Une des offres déposées par le SKA serait de deux ans et d’une valeur moyenne de 40 millions de roubles, ce qui représente approximativement 560 000$ canadiens. «Avec des bonis qui peuvent dépasser la valeur du salaire annuel», nous a-t-on précisé.
Notre intervenant, qui a travaillé dans la KHL et même pour une équipe de la LNH au fil des ans, assure que la baisse du temps de jeu du jeune attaquant est directement liée à sa situation contractuelle avec le SKA.
«Ce n’est pas comme s’il jouait mal, a-t-il souligné. Il a été très bon, surtout pour un joueur de 18 ans. Il fait des choses fantastiques sur la patinoire. D’ailleurs, Evgeny Kuznetsov l’a encensé. Kuznetsov voulait avoir un compagnon de trio comme lui, qui lui permettait de jouer le style de jeu qui lui plaît. Demidov et lui ont des atomes crochus.

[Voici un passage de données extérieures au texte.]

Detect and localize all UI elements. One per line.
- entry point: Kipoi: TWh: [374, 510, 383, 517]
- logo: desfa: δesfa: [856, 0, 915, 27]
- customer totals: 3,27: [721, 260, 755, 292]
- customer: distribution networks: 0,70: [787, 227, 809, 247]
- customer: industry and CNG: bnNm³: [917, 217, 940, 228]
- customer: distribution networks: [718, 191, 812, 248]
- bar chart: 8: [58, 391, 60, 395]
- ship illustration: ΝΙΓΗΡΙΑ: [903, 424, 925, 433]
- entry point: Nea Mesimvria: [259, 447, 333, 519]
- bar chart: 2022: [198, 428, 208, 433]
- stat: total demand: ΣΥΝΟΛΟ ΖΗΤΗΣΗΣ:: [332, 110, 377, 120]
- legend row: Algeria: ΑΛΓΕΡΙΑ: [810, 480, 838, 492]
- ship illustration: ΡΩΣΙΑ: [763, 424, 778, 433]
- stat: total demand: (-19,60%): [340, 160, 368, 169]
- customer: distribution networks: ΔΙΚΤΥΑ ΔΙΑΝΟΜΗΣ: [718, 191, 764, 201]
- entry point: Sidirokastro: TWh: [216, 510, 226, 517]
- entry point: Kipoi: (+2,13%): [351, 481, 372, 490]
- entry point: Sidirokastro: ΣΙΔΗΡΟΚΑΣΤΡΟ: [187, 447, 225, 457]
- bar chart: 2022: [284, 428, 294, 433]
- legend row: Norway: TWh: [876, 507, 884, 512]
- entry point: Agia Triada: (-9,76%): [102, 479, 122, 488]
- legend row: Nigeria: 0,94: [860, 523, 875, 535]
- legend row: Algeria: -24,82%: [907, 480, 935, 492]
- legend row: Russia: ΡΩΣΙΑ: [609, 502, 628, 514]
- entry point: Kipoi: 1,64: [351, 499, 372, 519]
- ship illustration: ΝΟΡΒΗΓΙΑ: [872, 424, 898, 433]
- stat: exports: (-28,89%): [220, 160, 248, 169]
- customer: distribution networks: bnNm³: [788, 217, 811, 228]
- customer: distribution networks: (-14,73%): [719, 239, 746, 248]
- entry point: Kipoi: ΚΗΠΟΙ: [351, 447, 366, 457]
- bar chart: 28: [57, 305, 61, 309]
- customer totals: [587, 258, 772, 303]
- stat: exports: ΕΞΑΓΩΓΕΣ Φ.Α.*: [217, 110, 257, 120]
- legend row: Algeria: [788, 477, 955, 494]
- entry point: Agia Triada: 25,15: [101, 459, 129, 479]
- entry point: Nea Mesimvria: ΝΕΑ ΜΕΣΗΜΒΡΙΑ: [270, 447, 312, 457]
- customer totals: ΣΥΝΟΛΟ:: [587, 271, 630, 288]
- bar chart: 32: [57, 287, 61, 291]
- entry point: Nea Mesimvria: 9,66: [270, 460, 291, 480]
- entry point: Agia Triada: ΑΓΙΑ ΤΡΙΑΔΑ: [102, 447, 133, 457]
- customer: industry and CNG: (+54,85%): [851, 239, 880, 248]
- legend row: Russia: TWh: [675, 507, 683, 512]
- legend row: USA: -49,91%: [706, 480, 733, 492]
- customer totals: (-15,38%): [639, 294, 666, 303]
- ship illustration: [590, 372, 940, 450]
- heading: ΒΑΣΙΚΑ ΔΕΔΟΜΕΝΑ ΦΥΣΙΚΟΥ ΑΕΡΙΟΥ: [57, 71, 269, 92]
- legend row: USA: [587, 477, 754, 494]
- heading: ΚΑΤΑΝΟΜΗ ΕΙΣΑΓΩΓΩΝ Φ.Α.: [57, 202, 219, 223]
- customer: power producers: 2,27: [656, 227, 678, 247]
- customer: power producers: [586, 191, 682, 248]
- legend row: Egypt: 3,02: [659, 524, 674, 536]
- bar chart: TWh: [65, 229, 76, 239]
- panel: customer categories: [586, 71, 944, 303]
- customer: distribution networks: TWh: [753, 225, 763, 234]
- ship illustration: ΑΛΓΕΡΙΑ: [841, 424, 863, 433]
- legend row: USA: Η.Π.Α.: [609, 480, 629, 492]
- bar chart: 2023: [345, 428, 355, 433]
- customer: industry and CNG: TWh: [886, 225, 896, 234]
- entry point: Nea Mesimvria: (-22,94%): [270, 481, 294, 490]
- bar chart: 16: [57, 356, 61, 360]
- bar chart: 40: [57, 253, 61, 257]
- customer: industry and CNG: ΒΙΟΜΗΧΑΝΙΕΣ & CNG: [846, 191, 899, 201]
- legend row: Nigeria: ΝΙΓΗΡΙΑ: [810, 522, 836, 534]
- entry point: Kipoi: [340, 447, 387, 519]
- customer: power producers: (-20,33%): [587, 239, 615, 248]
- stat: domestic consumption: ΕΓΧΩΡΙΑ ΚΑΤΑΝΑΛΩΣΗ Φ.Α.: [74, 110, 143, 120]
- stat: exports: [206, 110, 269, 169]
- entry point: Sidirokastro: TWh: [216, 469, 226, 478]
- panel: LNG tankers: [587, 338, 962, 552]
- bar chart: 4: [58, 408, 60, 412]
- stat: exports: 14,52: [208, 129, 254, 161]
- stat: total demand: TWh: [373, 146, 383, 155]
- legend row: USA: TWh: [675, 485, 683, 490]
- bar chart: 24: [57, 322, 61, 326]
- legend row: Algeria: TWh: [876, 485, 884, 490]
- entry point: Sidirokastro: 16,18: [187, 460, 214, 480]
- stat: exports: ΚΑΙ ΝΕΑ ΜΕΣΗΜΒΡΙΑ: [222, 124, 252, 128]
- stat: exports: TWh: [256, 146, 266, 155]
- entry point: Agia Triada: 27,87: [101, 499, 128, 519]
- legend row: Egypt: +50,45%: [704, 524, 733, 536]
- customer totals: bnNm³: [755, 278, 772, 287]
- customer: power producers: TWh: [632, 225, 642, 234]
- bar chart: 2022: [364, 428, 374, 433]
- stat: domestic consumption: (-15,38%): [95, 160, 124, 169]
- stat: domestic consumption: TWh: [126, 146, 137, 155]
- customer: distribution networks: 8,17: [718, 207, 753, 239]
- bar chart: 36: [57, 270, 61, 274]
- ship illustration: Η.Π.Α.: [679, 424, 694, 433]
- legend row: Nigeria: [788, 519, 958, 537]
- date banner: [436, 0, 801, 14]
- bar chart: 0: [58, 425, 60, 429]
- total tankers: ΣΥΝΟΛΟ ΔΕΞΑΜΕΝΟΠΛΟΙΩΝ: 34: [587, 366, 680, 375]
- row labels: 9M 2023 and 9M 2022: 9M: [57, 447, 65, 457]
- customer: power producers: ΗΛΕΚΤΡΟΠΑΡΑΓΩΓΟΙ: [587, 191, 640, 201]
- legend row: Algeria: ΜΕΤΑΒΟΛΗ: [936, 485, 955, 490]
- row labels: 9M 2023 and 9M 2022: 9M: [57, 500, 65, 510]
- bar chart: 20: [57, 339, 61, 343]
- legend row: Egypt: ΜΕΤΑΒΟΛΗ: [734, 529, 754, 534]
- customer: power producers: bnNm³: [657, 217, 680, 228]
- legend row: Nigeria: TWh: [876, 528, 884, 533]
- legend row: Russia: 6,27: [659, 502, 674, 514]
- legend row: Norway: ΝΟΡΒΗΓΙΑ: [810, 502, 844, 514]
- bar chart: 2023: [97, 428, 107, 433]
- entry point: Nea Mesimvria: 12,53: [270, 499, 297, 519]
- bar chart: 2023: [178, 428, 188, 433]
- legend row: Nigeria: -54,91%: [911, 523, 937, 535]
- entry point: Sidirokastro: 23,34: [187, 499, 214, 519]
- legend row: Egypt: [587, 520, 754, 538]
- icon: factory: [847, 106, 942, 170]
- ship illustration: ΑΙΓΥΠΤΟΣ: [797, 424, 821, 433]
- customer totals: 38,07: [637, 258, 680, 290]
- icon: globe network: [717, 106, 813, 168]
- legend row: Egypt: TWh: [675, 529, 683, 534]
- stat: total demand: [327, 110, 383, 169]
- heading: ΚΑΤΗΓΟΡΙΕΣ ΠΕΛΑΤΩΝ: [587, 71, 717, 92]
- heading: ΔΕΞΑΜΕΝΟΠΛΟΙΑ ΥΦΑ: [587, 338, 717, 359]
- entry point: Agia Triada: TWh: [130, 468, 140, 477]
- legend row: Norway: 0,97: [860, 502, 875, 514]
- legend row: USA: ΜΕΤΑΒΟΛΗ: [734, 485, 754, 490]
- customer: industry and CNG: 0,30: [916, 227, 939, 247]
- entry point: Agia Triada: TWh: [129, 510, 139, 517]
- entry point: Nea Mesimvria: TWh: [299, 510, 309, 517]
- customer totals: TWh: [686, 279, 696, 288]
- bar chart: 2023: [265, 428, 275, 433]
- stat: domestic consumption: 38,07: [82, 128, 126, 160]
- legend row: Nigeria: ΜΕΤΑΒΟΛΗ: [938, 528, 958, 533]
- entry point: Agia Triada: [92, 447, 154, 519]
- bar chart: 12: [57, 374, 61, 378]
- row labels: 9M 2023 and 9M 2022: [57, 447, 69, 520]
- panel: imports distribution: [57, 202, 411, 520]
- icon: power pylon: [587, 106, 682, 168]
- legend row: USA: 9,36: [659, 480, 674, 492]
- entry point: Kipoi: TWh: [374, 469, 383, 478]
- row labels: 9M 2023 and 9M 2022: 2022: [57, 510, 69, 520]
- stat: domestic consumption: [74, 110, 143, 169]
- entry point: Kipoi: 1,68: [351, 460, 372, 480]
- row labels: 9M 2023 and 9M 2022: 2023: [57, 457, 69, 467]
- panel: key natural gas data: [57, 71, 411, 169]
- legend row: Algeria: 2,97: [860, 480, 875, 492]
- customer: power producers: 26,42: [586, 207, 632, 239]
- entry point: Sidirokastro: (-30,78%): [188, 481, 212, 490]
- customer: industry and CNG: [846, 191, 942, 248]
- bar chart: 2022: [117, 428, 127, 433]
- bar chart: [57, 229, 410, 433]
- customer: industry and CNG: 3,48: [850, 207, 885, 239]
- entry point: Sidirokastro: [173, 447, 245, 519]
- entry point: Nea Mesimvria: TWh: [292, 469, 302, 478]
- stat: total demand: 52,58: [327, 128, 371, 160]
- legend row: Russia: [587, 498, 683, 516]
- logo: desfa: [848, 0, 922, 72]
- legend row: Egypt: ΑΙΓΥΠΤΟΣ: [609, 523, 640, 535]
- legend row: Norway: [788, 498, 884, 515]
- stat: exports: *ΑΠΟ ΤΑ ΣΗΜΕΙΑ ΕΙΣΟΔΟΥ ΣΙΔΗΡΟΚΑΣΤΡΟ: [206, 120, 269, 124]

«Pour l’entraîneur-chef Roman Rotenberg, la situation contractuelle est un enjeu très important.»
Et Demidov, avec qui notre source dit avoir des contacts réguliers, savait apparemment à quoi s’attendre avant même que la saison commence dans la KHL. Lorsqu’il a été repêché par le Canadien, ses intentions de débarquer en Amérique du Nord en 2025-2026 étaient connues.
«Il savait que ce serait difficile», a mentionné notre source.
D’ailleurs, l’agent de Demidov, Dan Milstein, refuse d’émettre le moindre commentaire au sujet de son client tant et aussi longtemps que ce dernier évolue dans la KHL. On comprend certainement ses motifs.
Comme Romanov à l’époque
Ce qui ne colle pas a priori dans cette histoire, c’est: pourquoi ce chantage? Comment le SKA peut-il en déduire que cette approche donnera envie à Demidov de rester dans le giron de l’équipe plus longtemps que prévu?
«Tu perds ton temps en essayant de trouver une logique, a répondu notre source. Rotenberg a fait le coup à plusieurs autres joueurs par le passé. Il ne comprend pas que tu as besoin de t’y prendre par d’autres moyens pour convaincre un joueur avec son potentiel de rester.»
Le chantage est en fait une stratégie commune avec les jeunes joueurs de la KHL; une pratique qui n’est certainement pas exclusive au cas de Demidov. Lors d’une entrevue au mois d’avril 2020, l’ancien gourou du repêchage du Canadien, Trevor Timmins, avait expliqué aux médias que la baisse du temps de jeu d’Alexander Romanov avec le CSKA de Moscou était directement liée à sa volonté de jouer prochainement dans la LNH.
En fait, au sein du SKA seulement, les exemples sont nombreux dans l’histoire récente. En voici quatre.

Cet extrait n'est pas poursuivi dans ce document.